Lecture: “Stitching Temporalities: Tending to futures through thread and touch”
Open Guest Lecture with Marysol Ortega Pallanez
Lecture with Marysol: Visioning — the act of imagining futures — is crucial to design, yet dominant approaches often rely on fast, linear notions of time that limit what futures become possible. This lecture explores how the synergy between embroidery and design, as time-variant and material practices, offers an alternative mode of visioning, one that embraces layered, relational, and non-linear temporalities. By engaging with these plural timescapes, designers can contribute to a rebraiding of these temporalities — including and questioning dominant narratives of progress — to more intertwined futures. This approach invites a shift toward future-making that is embodied, affective, and attentive to ongoing change.
Workshop with Marysol and Simona
Building on the lecture’s exploration of time-variant and relational visioning, this hands-on workshop invites participants to engage with photo embroidery as a versatile practice for visioning, co-creating, storytelling or reflecting. Through guided prompts and material exploration, participants will braid everyday actions/objects into personal and collective futures of dishes yet-to-come, using threads, photographs, and temporal shifts. At the end of the workshop, we will have an artefact that, at once, encompass memories of past meals and future anticipatory everyday life actions.
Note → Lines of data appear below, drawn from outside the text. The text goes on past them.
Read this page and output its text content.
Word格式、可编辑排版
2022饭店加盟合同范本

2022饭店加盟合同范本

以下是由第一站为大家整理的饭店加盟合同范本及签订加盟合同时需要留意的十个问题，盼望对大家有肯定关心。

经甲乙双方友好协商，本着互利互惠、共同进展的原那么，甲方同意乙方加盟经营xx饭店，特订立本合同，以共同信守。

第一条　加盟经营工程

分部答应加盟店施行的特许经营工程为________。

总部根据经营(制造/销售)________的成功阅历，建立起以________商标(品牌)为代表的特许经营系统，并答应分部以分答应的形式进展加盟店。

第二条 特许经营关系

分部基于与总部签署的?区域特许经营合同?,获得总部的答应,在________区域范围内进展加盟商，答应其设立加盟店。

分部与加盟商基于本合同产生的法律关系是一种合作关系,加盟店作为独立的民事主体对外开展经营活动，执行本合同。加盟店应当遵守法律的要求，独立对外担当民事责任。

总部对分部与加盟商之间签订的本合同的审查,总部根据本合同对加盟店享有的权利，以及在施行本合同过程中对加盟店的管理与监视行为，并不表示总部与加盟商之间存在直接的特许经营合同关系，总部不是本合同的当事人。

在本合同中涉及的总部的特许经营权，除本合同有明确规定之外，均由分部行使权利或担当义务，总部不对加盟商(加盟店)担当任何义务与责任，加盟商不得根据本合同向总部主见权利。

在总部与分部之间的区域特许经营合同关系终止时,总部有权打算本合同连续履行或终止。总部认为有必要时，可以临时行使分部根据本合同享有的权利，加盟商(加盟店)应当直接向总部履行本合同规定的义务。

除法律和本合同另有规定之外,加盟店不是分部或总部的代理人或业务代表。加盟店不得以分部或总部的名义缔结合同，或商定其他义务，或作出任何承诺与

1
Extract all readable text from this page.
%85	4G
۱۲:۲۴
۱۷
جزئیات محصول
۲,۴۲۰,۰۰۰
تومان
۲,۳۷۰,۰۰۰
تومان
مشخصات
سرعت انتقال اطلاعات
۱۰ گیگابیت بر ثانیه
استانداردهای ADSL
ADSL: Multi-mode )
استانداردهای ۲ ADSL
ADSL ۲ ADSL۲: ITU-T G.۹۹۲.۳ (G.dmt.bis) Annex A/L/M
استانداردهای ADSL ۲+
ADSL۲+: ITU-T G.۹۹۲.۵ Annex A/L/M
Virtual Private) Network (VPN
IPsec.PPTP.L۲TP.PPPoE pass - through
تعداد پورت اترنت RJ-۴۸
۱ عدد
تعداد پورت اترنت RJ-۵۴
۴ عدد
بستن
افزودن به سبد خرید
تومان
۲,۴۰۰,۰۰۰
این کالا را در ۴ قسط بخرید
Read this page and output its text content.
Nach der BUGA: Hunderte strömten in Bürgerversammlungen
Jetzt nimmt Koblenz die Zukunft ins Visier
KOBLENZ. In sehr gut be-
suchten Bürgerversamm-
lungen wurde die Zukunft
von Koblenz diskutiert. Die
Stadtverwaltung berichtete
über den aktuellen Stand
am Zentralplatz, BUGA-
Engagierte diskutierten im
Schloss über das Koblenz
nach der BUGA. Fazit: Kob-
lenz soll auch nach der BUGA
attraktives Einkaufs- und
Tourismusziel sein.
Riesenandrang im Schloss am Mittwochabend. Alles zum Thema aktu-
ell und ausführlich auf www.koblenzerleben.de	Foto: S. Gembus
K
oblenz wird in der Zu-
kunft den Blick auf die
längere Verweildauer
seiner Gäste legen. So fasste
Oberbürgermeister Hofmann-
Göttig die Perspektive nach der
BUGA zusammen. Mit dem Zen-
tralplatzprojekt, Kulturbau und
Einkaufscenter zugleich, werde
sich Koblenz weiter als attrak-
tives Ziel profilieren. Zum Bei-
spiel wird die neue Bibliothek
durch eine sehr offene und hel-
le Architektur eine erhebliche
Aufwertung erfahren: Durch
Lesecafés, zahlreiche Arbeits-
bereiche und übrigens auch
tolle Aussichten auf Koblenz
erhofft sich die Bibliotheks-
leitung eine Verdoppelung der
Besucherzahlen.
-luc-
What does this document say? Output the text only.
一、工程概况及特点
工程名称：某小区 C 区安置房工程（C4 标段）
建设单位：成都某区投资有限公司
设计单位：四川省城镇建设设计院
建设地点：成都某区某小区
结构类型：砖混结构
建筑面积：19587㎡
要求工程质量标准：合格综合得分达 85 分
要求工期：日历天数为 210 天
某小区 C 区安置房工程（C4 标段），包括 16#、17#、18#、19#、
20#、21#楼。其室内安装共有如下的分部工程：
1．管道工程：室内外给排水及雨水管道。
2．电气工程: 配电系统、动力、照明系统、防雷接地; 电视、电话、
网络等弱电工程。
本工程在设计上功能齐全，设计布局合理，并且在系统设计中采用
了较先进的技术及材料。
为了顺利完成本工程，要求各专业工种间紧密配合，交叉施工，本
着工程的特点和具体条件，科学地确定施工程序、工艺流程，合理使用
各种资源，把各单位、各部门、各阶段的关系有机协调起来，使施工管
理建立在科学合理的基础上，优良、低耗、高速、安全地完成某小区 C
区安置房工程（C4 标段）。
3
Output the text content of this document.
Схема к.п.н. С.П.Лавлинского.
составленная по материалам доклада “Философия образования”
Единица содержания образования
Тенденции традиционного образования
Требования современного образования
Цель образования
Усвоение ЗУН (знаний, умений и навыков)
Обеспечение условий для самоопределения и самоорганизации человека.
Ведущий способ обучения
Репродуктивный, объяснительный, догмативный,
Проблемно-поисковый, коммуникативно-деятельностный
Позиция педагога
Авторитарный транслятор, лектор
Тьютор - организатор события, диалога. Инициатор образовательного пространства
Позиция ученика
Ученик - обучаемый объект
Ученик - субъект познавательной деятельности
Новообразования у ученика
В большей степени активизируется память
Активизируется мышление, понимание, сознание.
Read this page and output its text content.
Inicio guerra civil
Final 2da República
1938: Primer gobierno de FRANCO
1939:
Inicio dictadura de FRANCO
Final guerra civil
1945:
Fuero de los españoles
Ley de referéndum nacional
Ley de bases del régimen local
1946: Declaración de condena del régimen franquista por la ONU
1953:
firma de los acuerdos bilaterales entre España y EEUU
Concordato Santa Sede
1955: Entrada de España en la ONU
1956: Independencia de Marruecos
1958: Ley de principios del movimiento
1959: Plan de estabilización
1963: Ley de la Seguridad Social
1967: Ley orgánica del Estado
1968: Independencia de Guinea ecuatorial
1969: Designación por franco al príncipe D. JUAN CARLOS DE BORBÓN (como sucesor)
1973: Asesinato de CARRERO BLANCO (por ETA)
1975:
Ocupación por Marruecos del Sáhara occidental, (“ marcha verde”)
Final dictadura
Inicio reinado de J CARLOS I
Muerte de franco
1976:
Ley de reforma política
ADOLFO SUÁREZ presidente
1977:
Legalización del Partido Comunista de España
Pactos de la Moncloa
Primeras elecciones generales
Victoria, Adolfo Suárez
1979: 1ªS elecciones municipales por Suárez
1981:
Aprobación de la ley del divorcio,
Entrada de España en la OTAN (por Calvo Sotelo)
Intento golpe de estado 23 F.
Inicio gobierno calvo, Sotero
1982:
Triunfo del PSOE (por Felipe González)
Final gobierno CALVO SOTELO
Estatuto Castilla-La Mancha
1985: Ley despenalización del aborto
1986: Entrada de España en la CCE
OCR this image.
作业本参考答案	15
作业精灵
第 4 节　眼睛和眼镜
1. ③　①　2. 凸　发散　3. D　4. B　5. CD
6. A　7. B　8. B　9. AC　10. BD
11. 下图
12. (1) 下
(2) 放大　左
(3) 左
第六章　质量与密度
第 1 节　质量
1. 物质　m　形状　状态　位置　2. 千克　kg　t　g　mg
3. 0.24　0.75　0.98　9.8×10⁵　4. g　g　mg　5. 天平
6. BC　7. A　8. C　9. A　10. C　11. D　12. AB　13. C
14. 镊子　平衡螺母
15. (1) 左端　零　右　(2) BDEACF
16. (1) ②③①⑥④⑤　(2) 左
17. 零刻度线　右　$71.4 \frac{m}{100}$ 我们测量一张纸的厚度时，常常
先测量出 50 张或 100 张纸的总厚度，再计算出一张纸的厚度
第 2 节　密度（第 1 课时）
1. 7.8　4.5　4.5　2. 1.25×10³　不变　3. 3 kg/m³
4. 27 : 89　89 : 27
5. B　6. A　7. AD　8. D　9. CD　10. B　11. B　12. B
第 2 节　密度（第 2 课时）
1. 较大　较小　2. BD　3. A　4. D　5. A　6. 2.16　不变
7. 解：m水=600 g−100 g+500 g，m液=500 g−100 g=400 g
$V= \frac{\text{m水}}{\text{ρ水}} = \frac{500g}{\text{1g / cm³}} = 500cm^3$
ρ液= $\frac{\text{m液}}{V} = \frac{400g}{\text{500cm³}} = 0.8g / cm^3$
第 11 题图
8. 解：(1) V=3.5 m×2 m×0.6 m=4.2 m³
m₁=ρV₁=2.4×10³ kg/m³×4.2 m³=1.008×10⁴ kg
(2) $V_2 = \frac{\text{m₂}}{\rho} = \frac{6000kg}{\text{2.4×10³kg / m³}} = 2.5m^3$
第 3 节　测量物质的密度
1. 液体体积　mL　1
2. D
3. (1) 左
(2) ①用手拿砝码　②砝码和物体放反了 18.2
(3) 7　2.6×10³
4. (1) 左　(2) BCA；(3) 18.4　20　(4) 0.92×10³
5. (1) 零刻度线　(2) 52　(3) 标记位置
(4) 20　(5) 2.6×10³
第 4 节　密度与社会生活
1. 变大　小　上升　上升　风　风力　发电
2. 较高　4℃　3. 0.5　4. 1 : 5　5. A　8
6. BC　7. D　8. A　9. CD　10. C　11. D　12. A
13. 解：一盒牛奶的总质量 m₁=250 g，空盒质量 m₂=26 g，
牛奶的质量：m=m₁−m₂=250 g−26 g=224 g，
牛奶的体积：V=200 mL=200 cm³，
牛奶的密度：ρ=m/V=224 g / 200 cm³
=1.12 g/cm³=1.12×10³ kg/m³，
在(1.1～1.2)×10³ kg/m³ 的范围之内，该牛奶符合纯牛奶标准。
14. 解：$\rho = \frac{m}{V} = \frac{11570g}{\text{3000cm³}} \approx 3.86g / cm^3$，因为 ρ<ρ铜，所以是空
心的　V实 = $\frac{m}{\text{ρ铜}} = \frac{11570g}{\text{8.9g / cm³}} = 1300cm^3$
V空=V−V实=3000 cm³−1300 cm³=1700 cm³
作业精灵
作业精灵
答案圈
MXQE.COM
No prior embroidery experience is needed, only a willingness to experiment with tactile, time-aware forms of making.
About the guests:
Marysol Ortega Pallanez (she/her) is a designer, researcher, embroiderer, and educator. Marysol is an Assistant Professor in Design at Arizona State University (USA). She works at the intersection of design, embroidery, and adjacent arts-based practices, engaging in ways-of-being as designers who care for relations—both human and more-than-human—as pathways to addressing today’s multiple social-ecological crises.
Simona Mancusi (she/her) is a service designer on a mission to bridge design and ecology. She strives to embed feminist research methods and decolonial analysis in her design research. Her work moves between transition design, futuring research, human ecology and co-design.